Johns Hopkins Gazette: September 26, 1994

Hopkins Scientist Challenges Theories of Extinction
By Emil Venere

Hopkins paleobiologist Steven M. Stanley has added a new
chapter to the constantly evolving understanding of mass
extinctions, periods when huge percentages of life on Earth
died off.
    He and his former student, Xiangning Yang, a
paleontologist at China's Nanjing University, have discovered
strong evidence for a previously unknown surge of extinctions
that rivaled the infamous die-off that felled the dinosaurs.
    Their research also challenges basic assumptions about
Earth's most devastating mass extinction, 230 million years
ago. Evidence in the fossil record shows that the spectacular
extinction period was actually not as big as scientists have
assumed. Moreover, it was not a single event, but a
combination of two extinction "pulses" 5 million years apart,
according to the Hopkins scientist.
    For more than a decade scientists have believed that up
to 95 percent of all species on Earth ceased to exist at a
point in geologic history marking the end of the Permian
period. Scientists also have accepted that, although those
extinctions might have taken place gradually, they probably
resulted from a single deadly event or chain of events.
    But Dr. Stanley's work casts doubt on both assumptions.
The researchers studied fossil records and developed tests to
analyze the pattern of the extinctions, which possibly were
the result of gigantic lava flows in Siberia that might have
altered the planet's atmosphere.
    Their figures indicate that the number of species killed
during the second of the two extinction pulses was about 80
percent, still the largest mass extinction in Earth's
history, but considerably less dramatic than previous
estimates. 
    "People just keep perpetuating this idea that the
extinctions might have been as high as 95 percent of species,
but it clearly was not," said Dr. Stanley, a professor in the
Department of Earth and Planetary Sciences.
    Perhaps more startling is strong evidence that the first
pulse, a previously undiscovered mass extinction, was a major
die-off in its own right, possibly as large as the cataclysm
that ended the age of dinosaurs 65 million years ago, marking
the boundary between the Cretaceous and Tertiary periods.
    The scientists studied fossils left by several groups of
animals, ranging from ancient clams and snails, to
nautilus-like predators called ammonoids and a group of
shelled, single-celled creatures called fusulinaceans,
relatives of amoebas that looked like grains of wheat or
rice.
    The spindle-shaped fusulinaceans provided the
researchers with some of the most concrete data they needed
to determine that the Permian extinctions were not the result
of one event. Instead, many species were first killed off
during a time referred to by geologists as the Guadalupian
stage of the Permian period. A hiatus of 5 million years
followed before the second, and largest, extinction pulse,
which came during a time referred to as the Tatarian stage,
marking the end of the Permian period.
    The fusulinaceans were abundant on seafloors during the
Permian, and their tiny skeletons are found in limestone
deposits around the world. Their extinction pattern shows
that all the largest genera, or groups of species, of
fusulinaceans, those longer than about 6 millimeters, were
killed during the Guadalupian interval. Included among the
genera that died during that time were all of those
possessing a distinctive, complex wall structure resembling a
honeycomb.
    By lumping extinctions from both the Guadalupian and the
Tatarian intervals together, scientists have overestimated
the Tatarian extinction rate, Dr. Stanley said.

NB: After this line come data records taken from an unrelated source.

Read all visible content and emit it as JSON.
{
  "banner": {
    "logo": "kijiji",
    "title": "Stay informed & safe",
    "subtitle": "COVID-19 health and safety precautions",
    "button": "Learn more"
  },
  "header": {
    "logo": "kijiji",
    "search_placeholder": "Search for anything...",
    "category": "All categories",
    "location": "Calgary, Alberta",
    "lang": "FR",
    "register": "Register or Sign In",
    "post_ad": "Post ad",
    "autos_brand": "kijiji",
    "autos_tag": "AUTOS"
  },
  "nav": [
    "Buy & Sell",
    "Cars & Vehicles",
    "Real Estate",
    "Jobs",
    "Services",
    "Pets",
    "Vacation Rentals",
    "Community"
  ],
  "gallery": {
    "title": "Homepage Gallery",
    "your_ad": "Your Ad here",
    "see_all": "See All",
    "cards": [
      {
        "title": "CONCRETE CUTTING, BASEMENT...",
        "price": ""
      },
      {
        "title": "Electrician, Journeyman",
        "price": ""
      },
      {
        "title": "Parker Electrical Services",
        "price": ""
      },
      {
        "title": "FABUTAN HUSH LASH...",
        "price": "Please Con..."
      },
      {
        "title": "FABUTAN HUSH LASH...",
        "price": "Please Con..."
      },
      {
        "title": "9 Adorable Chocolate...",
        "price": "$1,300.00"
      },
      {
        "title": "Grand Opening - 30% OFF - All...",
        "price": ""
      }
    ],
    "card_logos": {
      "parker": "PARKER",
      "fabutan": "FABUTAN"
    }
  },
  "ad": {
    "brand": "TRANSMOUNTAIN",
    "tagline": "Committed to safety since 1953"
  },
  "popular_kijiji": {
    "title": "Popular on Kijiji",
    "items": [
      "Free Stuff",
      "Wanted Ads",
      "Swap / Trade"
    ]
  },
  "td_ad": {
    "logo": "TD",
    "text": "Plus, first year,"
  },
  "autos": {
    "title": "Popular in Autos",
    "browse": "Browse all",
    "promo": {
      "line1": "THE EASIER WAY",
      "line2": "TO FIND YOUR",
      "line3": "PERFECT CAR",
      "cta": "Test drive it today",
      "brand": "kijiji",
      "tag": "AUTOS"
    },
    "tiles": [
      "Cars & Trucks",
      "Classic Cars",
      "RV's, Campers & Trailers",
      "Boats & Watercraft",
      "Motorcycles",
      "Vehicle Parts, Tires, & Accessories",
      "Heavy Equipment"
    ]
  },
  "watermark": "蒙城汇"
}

    Only a handful of scientists are aware of the findings,
since the research has not yet been published. One
paleontologist who reviewed the work said Dr. Stanley's
research may reflect a trend in which scientists find better
and better evidence for such extinction pulses, challenging
the more accepted idea that mass extinctions happened in
single catastrophic die-offs.
    "I think this is a very good development," said David
Raup, professor emeritus at the University of Chicago's
Department of Geophysical Sciences. "His data and his
interpretation seem very credible to me.
    "As we do more rigorous analysis, and as we get more
data, I think we are going to see a lot more pulses of
extinction."
    John Sepkoski, another University of Chicago
paleontologist who has reviewed Dr. Stanley's findings, said
he was skeptical about the double-event hypothesis, until he
analyzed the data, which he called "quite convincing."

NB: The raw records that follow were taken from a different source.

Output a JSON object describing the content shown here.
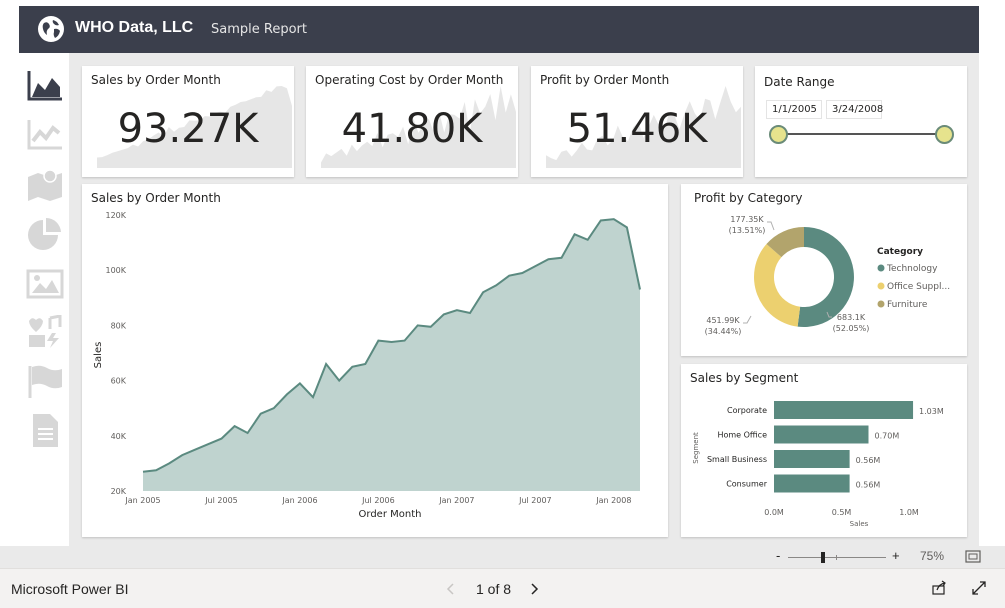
{
  "header": {
    "brand": "WHO Data, LLC",
    "subtitle": "Sample Report"
  },
  "nav_icons": [
    "area-chart-icon",
    "line-chart-icon",
    "map-icon",
    "pie-chart-icon",
    "image-icon",
    "media-icon",
    "flag-icon",
    "document-icon"
  ],
  "kpis": [
    {
      "title": "Sales by Order Month",
      "value": "93.27K"
    },
    {
      "title": "Operating Cost by Order Month",
      "value": "41.80K"
    },
    {
      "title": "Profit by Order Month",
      "value": "51.46K"
    }
  ],
  "date_range": {
    "title": "Date Range",
    "start": "1/1/2005",
    "end": "3/24/2008"
  },
  "sales_chart": {
    "title": "Sales by Order Month",
    "xlabel": "Order Month",
    "ylabel": "Sales"
  },
  "profit_category": {
    "title": "Profit by Category",
    "legend_title": "Category",
    "slices": [
      {
        "name": "Technology",
        "label_value": "683.1K",
        "label_pct": "(52.05%)"
      },
      {
        "name": "Office Suppl...",
        "label_value": "451.99K",
        "label_pct": "(34.44%)"
      },
      {
        "name": "Furniture",
        "label_value": "177.35K",
        "label_pct": "(13.51%)"
      }
    ]
  },
  "segment_chart": {
    "title": "Sales by Segment",
    "ylabel": "Segment",
    "xlabel": "Sales"
  },
  "chart_data": [
    {
      "type": "area",
      "title": "Sales by Order Month",
      "xlabel": "Order Month",
      "ylabel": "Sales",
      "x": [
        "2005-01",
        "2005-02",
        "2005-03",
        "2005-04",
        "2005-05",
        "2005-06",
        "2005-07",
        "2005-08",
        "2005-09",
        "2005-10",
        "2005-11",
        "2005-12",
        "2006-01",
        "2006-02",
        "2006-03",
        "2006-04",
        "2006-05",
        "2006-06",
        "2006-07",
        "2006-08",
        "2006-09",
        "2006-10",
        "2006-11",
        "2006-12",
        "2007-01",
        "2007-02",
        "2007-03",
        "2007-04",
        "2007-05",
        "2007-06",
        "2007-07",
        "2007-08",
        "2007-09",
        "2007-10",
        "2007-11",
        "2007-12",
        "2008-01",
        "2008-02",
        "2008-03"
      ],
      "values": [
        27000,
        27500,
        30000,
        33000,
        35000,
        37000,
        39000,
        43500,
        41000,
        48000,
        50000,
        55000,
        59000,
        54000,
        66000,
        60000,
        65000,
        66000,
        74500,
        74000,
        74500,
        80000,
        79500,
        84000,
        85500,
        84500,
        92000,
        94500,
        98000,
        99000,
        101500,
        104000,
        104500,
        113000,
        111000,
        118000,
        118500,
        115500,
        93000
      ],
      "ylim": [
        20000,
        120000
      ],
      "yticks": [
        "20K",
        "40K",
        "60K",
        "80K",
        "100K",
        "120K"
      ],
      "xticks": [
        "Jan 2005",
        "Jul 2005",
        "Jan 2006",
        "Jul 2006",
        "Jan 2007",
        "Jul 2007",
        "Jan 2008"
      ],
      "color": "#5b8a80",
      "fill": "#bfd3cf",
      "grid": false
    },
    {
      "type": "pie",
      "title": "Profit by Category",
      "labels": [
        "Technology",
        "Office Suppl...",
        "Furniture"
      ],
      "values": [
        683.1,
        451.99,
        177.35
      ],
      "percents": [
        52.05,
        34.44,
        13.51
      ],
      "colors": [
        "#5b8a80",
        "#ecd06f",
        "#b2a46c"
      ],
      "legend": "right"
    },
    {
      "type": "bar",
      "title": "Sales by Segment",
      "categories": [
        "Corporate",
        "Home Office",
        "Small Business",
        "Consumer"
      ],
      "values": [
        1.03,
        0.7,
        0.56,
        0.56
      ],
      "data_labels": [
        "1.03M",
        "0.70M",
        "0.56M",
        "0.56M"
      ],
      "xticks": [
        "0.0M",
        "0.5M",
        "1.0M"
      ],
      "xlim": [
        0,
        1.0
      ],
      "xlabel": "Sales",
      "ylabel": "Segment",
      "color": "#5b8a80"
    }
  ],
  "zoom": {
    "minus": "-",
    "plus": "+",
    "level": "75%"
  },
  "footer": {
    "app_name": "Microsoft Power BI",
    "page_indicator": "1 of 8"
  },
  "colors": {
    "header_bg": "#3b3f4c",
    "accent": "#5b8a80",
    "canvas_bg": "#eaeaea"
  }
}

    One of the problems in gathering data in the past has
been that some of the most vital fossil evidence is located
in obscure and politically touchy places, such as China,
Tibet and Iran, noted Dr. Raup, who was a member of the
Hopkins geology faculty from 1957 to 1965.

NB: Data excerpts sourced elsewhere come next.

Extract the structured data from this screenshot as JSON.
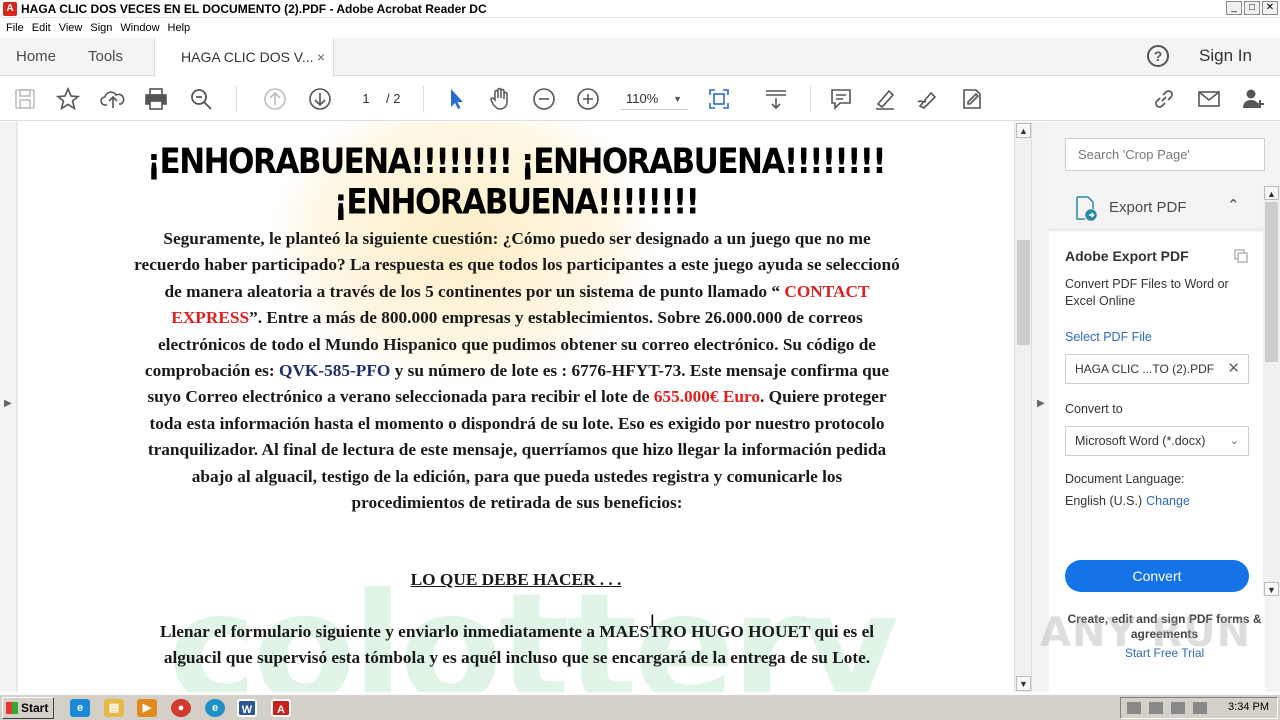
{
  "window": {
    "title": "HAGA CLIC DOS VECES EN EL DOCUMENTO (2).PDF - Adobe Acrobat Reader DC",
    "min": "_",
    "max": "□",
    "close": "✕"
  },
  "menu": [
    "File",
    "Edit",
    "View",
    "Sign",
    "Window",
    "Help"
  ],
  "tabs": {
    "home": "Home",
    "tools": "Tools",
    "doc": "HAGA CLIC DOS V...",
    "close": "×"
  },
  "header": {
    "help": "?",
    "signin": "Sign In"
  },
  "toolbar": {
    "page_current": "1",
    "page_total": "/ 2",
    "zoom": "110%"
  },
  "document": {
    "headline": "¡ENHORABUENA!!!!!!!! ¡ENHORABUENA!!!!!!!! ¡ENHORABUENA!!!!!!!!",
    "p1_a": "Seguramente, le planteó la siguiente cuestión: ¿Cómo puedo ser designado a un juego que no me recuerdo haber participado? La respuesta es que todos los participantes a este juego ayuda se seleccionó de manera aleatoria a través de los 5 continentes por un sistema de punto llamado “ ",
    "p1_contact": "CONTACT EXPRESS",
    "p1_b": "”. Entre a más de 800.000 empresas y establecimientos. Sobre 26.000.000 de correos electrónicos de todo el Mundo Hispanico que pudimos obtener su correo electrónico. Su código de comprobación es: ",
    "p1_code": "QVK-585-PFO",
    "p1_c": " y su número de lote es : 6776-HFYT-73. Este mensaje confirma que suyo Correo electrónico a verano seleccionada para recibir el lote de ",
    "p1_amount": "655.000€ Euro",
    "p1_d": ". Quiere proteger toda esta información hasta el momento o dispondrá de su lote. Eso es exigido por nuestro protocolo tranquilizador. Al final de lectura de este mensaje, querríamos que hizo llegar la información pedida abajo al alguacil, testigo de la edición, para que pueda ustedes registra y comunicarle los procedimientos de retirada de sus beneficios:",
    "subhead": "LO QUE DEBE HACER . . .",
    "p2": "Llenar el formulario siguiente y enviarlo inmediatamente a MAESTRO HUGO HOUET qui es el alguacil que supervisó esta tómbola y es aquél incluso que se encargará de la entrega de su Lote."
  },
  "panel": {
    "search_placeholder": "Search 'Crop Page'",
    "export_label": "Export PDF",
    "card_title": "Adobe Export PDF",
    "card_desc": "Convert PDF Files to Word or Excel Online",
    "select_label": "Select PDF File",
    "file_name": "HAGA CLIC ...TO (2).PDF",
    "convert_to_label": "Convert to",
    "convert_to_value": "Microsoft Word (*.docx)",
    "lang_label": "Document Language:",
    "lang_value": "English (U.S.)",
    "lang_change": "Change",
    "convert_button": "Convert",
    "promo_text": "Create, edit and sign PDF forms & agreements",
    "promo_link": "Start Free Trial"
  },
  "watermark": "ANY RUN",
  "taskbar": {
    "start": "Start",
    "clock": "3:34 PM"
  },
  "colors": {
    "accent": "#1473e6",
    "link": "#2d6bb8",
    "red_text": "#e02020",
    "code_blue": "#1e2f6b"
  }
}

    Scientists, however, are now gaining access to places
that had been off-limits, and new information is constantly
coming in. In fact, the Permian extinctions are not the only
die-offs being characterized as having happened in a pulse of
catastrophy.
    Researchers are finding that a similar pattern marked
mass extinctions during the late Devonian period, about 367
million years ago. In that period, many organisms first
became extinct in a similar pulse, followed by a more
devastating event at the boundary between the Devonian and
Carboniferous periods, Dr. Stanley said.